A few days ago, I came across a really nice link on Twitter about Watching and Waiting.

(Did I mention I'm on Twitter now? Yes, I did. Follow me at @Lymphomaniac if you're on Twitter, too.)

It's a pamphlet put out by Lymphoma Canada on Watching and Waiting. I have to say, I think it's the best patient-focused explanation of Watching and Waiting that I've seen. I wish I had been given something like this when I was diagnosed. I remember my first frantic internet search of "Follicular Lymphoma," trying to figure out what kind of treatment I could expect. One of the options was "watch and wait," and the idea of doing nothing seemed so ridiculous to me that I didn't bother to try to understand it.

That's why I like this pamphlet -- it explains in simple terms what the strategy is and why it's worth considering.

But what I like most is that it encourages patients to be proactive.
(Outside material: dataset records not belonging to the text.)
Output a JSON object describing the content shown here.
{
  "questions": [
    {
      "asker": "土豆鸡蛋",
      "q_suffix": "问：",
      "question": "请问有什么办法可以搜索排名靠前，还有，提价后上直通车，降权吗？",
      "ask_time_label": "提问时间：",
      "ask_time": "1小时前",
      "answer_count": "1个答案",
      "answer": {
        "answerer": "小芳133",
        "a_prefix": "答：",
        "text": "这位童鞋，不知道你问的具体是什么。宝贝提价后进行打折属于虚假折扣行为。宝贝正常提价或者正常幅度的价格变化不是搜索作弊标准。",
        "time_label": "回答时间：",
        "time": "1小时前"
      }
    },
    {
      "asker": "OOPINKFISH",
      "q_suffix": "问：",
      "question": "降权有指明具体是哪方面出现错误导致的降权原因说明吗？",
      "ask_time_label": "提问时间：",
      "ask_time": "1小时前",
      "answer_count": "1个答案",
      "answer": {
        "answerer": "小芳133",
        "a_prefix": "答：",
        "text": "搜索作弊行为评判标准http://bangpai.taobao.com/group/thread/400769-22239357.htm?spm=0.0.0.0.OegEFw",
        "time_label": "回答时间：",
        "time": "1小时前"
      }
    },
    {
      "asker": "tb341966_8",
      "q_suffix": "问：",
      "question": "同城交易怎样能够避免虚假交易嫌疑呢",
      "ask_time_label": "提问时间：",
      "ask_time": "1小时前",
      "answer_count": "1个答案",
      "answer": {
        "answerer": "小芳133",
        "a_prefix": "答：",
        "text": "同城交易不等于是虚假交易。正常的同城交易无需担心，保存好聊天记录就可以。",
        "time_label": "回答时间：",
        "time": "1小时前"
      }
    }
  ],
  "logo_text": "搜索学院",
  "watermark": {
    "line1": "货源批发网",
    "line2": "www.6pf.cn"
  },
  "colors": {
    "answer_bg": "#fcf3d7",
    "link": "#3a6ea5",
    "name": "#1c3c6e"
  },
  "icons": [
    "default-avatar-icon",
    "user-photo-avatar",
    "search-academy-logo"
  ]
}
It's easy to think that Watching and Waiting means doing nothing. That's a mistake. We really do need to watch.  The pamphlet includes a place to track your symptoms -- writing down physical changes that you can share with your doctor. (The danger, of course, is that you can become obsessed with even the smallest of changes. That gets better with time, in my experience.)

I also really like the list of lifestyle changes that you can make -- eating better, exercising, reducing stress, doing things that make you happy -- and, of course, taking the time to learn more about Follicular Lymphoma so you can make an informed choice about treatment when the time comes. (Like reading Lympho Bob). Those kinds of active changes might help you feel more in control of your life, at a time when it feels like you're not in control.

(And I really appreciate the line "There's no evidence to suggest that you can do anything to keep your FL from progressing." That's important, too -- taking care of yourself is important, and as you are reading around, learning about Follicular Lymphoma, you might find something that promises a "miracle cure" or some way of keeping your Follicular Lymphoma from getting worse. Don't believe it. Eat better, exercise, and stop smoking because it will help you feel better, physically and psychologically. But don't expect any of it to cure you.)

So if you are recently diagnosed, and been told to Watch and Wait, then consider reading the pamphlet. Even if you've been doing it for a while, take a look -- it's a good reminder to take care of yourself and be proactive.

As for the rest of you, you might want to look at some of the other publications that Lymphoma Canada offers. Good stuff, especially if you're from Canada.

4 comments:

Marcela, canary islands said...


Hello Bob
I especially like this publication because it coincides with my annual review. Continued with the watch and wait after five years and everything remains the same, many nodes have even disappeared. I prefer at this time to do more ultrasound than CT. The TAC emits a lot of radiation and I prefer to avoid it for the moment. My doctor trusts that all these new treatments that thanks to Lymphobob I can know them, they come to cure us Since 2010 my first ganglion appeared until 2012 I was not diagnosed, my wait has been long. I like waiting I have learned to be very patient.
A loss and a lot of health
MARCELA, CANARY ISLANDS. FOLICULAR LINFOMA 4A/GRADO1

Lymphomaniac said...

Marcela,
I'm so happy to hear that things are going well. I hope you can keep waiting for a lot more years!
Bob

Virginia Miller said...

Thanks for this resource, Bob! I'm going to share it at my next 6 mos. check-up, which is this week. I think it may be helpful for others to know about.

Lymphomaniac said...

Good luck with the 6 month check-up, Virginia. Let us know how it goes.